DAPT’s can also be used in conjunction with, or as an alternative to, a prenuptial agreement. Not only may a prenuptial agreement be set-aside at the whim of a judge, but many people – even those with extreme wealth (see Paul McCartney) – are reluctant to broach the topic of a prenuptial agreement with a prospective spouse, and/or may be reluctant to comply with the asset disclosure requirements for prenuptial agreements. Placing assets in a DAPT in advance of a marriage should protect those assets from inclusion in determining the “equitable distribution” of the couple’s assets in the event of divorce.
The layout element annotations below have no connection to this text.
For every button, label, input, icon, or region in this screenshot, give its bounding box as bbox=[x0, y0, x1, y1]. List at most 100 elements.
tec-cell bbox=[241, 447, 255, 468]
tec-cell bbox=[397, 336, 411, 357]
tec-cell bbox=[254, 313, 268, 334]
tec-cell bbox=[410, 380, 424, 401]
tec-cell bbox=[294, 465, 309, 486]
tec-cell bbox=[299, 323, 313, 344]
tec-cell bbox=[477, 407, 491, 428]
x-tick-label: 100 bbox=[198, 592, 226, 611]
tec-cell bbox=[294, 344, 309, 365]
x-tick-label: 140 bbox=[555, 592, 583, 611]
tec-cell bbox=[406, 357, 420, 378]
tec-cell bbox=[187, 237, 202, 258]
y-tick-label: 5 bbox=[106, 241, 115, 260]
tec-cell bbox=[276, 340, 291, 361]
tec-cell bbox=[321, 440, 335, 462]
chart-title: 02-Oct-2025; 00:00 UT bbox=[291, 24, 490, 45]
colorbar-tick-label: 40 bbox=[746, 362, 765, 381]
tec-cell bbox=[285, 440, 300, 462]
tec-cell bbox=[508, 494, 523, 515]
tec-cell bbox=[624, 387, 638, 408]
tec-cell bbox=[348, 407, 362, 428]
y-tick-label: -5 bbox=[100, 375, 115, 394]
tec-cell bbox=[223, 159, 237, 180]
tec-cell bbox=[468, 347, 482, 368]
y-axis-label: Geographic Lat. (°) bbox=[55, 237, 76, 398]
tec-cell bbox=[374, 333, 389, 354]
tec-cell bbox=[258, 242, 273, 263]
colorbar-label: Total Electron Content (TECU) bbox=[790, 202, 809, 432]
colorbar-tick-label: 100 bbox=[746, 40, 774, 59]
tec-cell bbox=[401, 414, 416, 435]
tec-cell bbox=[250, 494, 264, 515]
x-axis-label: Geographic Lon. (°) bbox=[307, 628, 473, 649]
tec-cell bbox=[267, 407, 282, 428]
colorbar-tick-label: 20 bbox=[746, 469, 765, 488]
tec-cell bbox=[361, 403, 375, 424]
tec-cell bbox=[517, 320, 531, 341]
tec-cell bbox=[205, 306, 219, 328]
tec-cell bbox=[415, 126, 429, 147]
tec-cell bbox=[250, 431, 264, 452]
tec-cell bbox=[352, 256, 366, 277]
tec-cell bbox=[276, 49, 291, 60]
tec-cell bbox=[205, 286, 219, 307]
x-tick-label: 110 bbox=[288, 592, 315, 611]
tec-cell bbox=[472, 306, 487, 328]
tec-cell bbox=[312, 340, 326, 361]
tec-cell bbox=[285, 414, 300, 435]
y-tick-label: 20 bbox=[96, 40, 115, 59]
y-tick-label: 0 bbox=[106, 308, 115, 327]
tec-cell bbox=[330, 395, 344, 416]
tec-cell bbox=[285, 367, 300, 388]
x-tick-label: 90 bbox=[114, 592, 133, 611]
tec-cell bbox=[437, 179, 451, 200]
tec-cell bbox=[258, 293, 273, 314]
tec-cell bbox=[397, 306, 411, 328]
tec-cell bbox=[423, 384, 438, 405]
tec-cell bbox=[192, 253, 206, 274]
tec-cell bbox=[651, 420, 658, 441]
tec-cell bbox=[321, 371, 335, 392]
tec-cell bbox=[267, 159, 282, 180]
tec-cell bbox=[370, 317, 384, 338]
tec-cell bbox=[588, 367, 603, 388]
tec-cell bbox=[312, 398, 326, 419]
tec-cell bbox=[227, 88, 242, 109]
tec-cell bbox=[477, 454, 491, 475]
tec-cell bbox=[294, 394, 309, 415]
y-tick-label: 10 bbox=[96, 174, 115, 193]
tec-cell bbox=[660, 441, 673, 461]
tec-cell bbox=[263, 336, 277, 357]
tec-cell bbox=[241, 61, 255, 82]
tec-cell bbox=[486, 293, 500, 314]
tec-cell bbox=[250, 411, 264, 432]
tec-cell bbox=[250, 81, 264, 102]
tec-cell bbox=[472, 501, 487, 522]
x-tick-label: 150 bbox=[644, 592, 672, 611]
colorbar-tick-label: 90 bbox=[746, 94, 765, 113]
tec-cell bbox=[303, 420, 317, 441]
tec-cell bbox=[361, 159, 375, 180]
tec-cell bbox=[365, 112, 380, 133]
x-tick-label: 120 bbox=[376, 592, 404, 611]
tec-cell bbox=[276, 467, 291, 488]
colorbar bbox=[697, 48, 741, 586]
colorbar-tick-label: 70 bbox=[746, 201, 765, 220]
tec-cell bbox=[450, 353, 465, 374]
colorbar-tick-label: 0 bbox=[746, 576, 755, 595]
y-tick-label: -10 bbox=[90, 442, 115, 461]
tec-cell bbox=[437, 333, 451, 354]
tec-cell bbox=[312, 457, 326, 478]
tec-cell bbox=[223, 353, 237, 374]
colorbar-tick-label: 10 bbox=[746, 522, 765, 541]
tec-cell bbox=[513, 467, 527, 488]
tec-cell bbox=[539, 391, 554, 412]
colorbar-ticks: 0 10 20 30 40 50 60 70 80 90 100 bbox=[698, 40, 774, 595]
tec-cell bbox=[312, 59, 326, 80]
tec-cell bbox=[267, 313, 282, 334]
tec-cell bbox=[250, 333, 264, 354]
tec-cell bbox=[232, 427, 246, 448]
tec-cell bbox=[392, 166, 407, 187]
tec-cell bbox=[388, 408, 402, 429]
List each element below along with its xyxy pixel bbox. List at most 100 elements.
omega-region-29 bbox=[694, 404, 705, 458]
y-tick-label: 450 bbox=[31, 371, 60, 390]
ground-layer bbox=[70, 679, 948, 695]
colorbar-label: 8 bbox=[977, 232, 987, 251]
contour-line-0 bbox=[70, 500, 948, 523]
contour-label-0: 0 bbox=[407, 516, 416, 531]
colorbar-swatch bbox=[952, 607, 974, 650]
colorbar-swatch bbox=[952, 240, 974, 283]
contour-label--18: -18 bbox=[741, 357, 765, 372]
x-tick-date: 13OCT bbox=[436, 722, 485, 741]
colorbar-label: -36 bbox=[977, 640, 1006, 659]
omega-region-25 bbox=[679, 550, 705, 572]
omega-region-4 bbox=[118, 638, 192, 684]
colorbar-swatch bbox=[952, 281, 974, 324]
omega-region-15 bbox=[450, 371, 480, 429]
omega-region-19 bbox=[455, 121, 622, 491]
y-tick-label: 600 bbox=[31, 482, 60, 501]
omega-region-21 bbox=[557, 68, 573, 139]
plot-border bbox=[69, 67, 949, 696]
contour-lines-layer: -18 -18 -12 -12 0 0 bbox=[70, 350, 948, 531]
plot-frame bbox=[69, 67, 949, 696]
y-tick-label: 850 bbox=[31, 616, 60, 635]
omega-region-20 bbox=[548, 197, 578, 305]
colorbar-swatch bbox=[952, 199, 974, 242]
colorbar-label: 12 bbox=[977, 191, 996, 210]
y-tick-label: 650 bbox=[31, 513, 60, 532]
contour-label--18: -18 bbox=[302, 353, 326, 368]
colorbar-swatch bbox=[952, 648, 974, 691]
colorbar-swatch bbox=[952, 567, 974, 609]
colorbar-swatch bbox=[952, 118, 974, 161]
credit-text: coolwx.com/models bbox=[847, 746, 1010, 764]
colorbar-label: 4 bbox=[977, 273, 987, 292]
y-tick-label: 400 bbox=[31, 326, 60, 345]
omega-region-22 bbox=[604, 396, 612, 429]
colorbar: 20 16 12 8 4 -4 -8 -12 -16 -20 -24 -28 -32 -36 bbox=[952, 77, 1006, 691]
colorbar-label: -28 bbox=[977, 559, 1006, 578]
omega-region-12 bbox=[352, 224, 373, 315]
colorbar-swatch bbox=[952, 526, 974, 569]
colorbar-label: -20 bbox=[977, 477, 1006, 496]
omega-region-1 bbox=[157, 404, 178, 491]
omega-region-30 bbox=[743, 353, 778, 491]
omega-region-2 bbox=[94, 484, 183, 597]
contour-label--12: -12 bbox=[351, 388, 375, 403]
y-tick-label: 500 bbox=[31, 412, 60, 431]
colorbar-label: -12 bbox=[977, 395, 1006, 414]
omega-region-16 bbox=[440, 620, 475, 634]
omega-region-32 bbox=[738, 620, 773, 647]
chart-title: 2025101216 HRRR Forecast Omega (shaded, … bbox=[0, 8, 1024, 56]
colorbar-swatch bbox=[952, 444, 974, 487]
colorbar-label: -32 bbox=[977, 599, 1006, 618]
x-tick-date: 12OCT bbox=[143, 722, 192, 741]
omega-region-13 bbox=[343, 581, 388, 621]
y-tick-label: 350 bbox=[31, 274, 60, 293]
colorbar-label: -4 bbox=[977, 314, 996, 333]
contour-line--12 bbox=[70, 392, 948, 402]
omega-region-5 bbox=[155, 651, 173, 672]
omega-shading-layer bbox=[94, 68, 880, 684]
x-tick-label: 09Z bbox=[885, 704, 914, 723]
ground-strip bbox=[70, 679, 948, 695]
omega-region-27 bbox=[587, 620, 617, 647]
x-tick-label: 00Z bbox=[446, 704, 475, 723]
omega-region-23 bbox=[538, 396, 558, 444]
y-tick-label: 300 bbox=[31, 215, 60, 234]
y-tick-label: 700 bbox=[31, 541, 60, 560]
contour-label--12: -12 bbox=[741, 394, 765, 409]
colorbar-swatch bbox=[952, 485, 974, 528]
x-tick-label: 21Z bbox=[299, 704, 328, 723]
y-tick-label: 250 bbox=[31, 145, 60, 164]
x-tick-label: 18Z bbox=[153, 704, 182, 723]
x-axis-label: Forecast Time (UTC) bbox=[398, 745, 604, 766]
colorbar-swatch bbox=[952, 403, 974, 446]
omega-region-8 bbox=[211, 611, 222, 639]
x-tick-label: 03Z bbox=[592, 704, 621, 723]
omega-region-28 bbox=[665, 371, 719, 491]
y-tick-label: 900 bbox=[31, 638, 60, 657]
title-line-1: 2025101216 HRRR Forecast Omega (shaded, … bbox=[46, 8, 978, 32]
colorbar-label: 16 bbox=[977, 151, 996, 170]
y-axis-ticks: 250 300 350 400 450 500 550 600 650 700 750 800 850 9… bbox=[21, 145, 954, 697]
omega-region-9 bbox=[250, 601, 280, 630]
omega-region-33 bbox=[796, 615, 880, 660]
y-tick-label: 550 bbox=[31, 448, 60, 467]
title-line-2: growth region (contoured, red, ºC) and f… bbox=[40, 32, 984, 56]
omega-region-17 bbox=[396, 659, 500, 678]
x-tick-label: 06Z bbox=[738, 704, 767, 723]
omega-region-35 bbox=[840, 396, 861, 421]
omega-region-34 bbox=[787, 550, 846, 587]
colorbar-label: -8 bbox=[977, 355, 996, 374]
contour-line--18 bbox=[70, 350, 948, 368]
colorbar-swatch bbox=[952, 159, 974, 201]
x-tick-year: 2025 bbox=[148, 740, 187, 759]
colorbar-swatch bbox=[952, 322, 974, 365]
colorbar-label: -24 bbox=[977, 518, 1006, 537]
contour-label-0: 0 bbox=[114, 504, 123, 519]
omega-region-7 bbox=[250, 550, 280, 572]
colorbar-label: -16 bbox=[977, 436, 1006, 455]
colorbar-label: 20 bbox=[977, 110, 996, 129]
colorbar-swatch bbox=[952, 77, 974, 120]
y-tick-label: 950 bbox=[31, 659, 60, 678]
One potential disadvantage of DAPT’s is that, even more than a decade after the Alaska and Delaware statutes were adopted, there have been no cases testing whether a judgment obtained in one state (e.g., New York) can be enforced against a DAPT created in another state (e.g., Alaska or Delaware) under the “Full Faith and Credit” clause of the U.S. Constitution. Perhaps the absence of reported cases supports the effectiveness of the DAPT statutes. It is likely that there have been cases where a creditor, faced with challenging a DAPT, may have instead settled on terms favorable to the trustmaker. Inevitably, however, we can expect to see reported court cases determining the scope of creditor protection to be afforded a trustmaker residing in a state that has not enacted DAPT legislation (i.e., New York) who has established a DAPT in one of the eight DAPT jurisdictions.
While no asset protection strategy can be deemed “bulletproof,” the foreign asset protection trust (“FAPT”) provides the greatest barrier to the claims of future creditors. FAPT’s are similar in structure to DAPT’s, but because they are created in foreign jurisdictions such as Nevis, the Cook Islands, the Bahamas, and other similar jurisdictions that are not subject to the Full Faith and Credit clause of the U.S. Constitution, they are widely considered to provide a higher level of asset protection than a DAPT. In addition, foreign nations typically impose more stringent burdens of proof, shorter statutes of limitation and other legal hurdles that tend to discourage a judgment creditor from pursuing their claim (and will often lead to a settlement more favorable to the judgment debtor). A disadvantage of FAPT’s is their higher cost to create and maintain, as well as the discomfort some people have of dealing with a foreign jurisdiction.
Asset protection is a legitimate and valuable part of the planning process. Keep in mind, however, that the time to protect your assets is before an actual or likely creditor claim has arisen. At that point, engaging in any of the above-described asset protection strategies might be deemed invalid under the doctrine of “fraudulent conveyance,” and might expose you and your professional advisor to civil, and possibly even criminal, sanctions.